Blu-ray Review: The Aviator - Scorsese's Fine Howard Hughes Biopic is Compulsive Viewing
Soaring into HD comes this oft-overlooked modern masterpiece: a compassionate and humane biopic about one of the twentieth centuries most complicated and influential figures.
The Aviator is loaded with extras. They are mostly contemporary, and not HD, but the disc offers over two hours of documentaries: A Life Without Limits: The Making of The Aviator (23 minutes), The Role of Howard Hughes in Aviation History (14 minutes), a History Channel documentary about Hughes' achievements (43 minutes), The Affliction of Howard Hughes: Obsessive Compulsive Disorder (14 minutes), an OCD discussion panel with doctors, Hughes' widow, Di Caprio and Scorsese (14 minutes), an interview with songwriter/actor Louden Wainwright (5 minutes), as well as looks at production design (Dante Ferretti - 6 minutes), score (Howard Shore - 7 minutes), costumes (Sandy Powell - 3 minutes) and hair/make-up (8 minutes). Between them these docs end up re-using lots of the same talking head interview footage with the cast of the movie and various Howard Hughes experts, but they each contain their own fascinating insights into the process and the history behind the film. The history channel documentary stands out as rather odd in terms of tone, with the words "Boys Toys" flashing up on-screen every time we see a piece of military hardware - and with a triumphalist tone whenever it mentions "American military might" - but the other docs offer a more grounded, if often unashamedly celebratory, account of Howard Hughes. There is also an extended version of the scene between Hughes and Beckinsale's Ava Gardener in which the actress rejects his offer of an expensive piece of jewellery on the grounds that she can't be bought. Here the scene goes on for several more minutes as Di Caprio delivers a monologue about the worth of human life, revealing that he once killed a man behind the wheel of his car.
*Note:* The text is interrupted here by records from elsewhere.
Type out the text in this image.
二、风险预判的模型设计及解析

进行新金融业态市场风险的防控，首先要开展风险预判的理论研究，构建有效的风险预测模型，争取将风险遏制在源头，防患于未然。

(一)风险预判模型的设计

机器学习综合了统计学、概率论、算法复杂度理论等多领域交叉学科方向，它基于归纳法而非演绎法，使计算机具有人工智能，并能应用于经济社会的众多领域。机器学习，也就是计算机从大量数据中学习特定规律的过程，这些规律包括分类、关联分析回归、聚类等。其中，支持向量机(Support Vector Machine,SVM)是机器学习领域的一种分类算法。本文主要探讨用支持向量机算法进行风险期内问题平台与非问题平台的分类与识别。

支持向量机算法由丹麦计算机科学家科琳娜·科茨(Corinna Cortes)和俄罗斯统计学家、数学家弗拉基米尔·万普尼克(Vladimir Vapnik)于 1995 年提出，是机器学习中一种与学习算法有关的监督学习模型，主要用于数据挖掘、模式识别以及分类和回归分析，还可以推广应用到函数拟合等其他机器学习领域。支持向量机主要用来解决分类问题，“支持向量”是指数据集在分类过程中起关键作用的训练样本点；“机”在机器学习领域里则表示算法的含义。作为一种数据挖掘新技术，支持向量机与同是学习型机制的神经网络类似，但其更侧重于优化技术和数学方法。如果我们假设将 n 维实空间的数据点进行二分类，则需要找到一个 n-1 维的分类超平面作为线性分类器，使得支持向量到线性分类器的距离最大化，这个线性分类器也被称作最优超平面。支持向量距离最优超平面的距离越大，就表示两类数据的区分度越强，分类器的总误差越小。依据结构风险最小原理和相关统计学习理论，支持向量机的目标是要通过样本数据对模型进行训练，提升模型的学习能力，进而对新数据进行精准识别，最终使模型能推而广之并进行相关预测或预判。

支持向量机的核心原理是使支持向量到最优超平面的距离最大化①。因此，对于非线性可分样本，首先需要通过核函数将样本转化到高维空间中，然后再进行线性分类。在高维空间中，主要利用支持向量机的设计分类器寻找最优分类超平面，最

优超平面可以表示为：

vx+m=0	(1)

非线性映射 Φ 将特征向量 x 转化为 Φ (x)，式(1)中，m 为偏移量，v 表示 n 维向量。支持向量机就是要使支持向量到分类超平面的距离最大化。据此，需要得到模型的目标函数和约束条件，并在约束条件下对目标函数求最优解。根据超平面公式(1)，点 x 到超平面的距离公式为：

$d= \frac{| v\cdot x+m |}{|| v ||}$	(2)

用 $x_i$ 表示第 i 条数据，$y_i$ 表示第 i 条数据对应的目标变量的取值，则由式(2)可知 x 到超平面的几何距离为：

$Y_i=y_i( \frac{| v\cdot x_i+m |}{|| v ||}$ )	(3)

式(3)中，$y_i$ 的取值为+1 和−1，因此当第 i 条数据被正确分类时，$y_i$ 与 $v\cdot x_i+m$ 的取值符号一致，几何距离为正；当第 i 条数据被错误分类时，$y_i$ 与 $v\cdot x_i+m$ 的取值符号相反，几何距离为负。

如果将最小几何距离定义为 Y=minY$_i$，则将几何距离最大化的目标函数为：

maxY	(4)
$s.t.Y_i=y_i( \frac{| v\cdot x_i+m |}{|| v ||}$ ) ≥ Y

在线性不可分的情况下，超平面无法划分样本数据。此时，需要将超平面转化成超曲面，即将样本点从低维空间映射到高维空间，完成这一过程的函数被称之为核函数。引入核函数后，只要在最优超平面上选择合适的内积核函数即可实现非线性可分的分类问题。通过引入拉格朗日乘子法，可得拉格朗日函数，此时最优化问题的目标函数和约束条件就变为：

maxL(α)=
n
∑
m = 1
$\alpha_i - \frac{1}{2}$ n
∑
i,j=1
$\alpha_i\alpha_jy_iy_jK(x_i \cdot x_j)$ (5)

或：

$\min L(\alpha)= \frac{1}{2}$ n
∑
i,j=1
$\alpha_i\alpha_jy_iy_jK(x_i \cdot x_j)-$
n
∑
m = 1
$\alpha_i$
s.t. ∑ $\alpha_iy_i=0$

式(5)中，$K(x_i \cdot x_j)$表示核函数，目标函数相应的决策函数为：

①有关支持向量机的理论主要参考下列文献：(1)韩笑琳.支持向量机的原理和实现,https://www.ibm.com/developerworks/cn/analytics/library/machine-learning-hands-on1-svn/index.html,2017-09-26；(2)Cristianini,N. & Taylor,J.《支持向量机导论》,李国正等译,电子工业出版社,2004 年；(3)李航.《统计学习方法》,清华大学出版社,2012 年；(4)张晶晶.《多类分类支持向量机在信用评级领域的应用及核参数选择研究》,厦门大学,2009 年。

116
The heavy-handed historicising and uneasy shift in tone within this sequence (which goes from earnest sentiment to glib black comedy within moments) make you thankful that it was cut down in the final edit of the film, and it represents a lot of the biopic pitfalls the finished so gracefully manages to sidestep. The best feature is undoubtedly the Martin Scorsese commentary. It's broken up with sound-bites from producers and other members of the crew, but when Marty speaks about film you are compelled to listen - especially during the period of the film depicting the Golden Age of Hollywood. The Aviator is released on Blu-ray from Monday.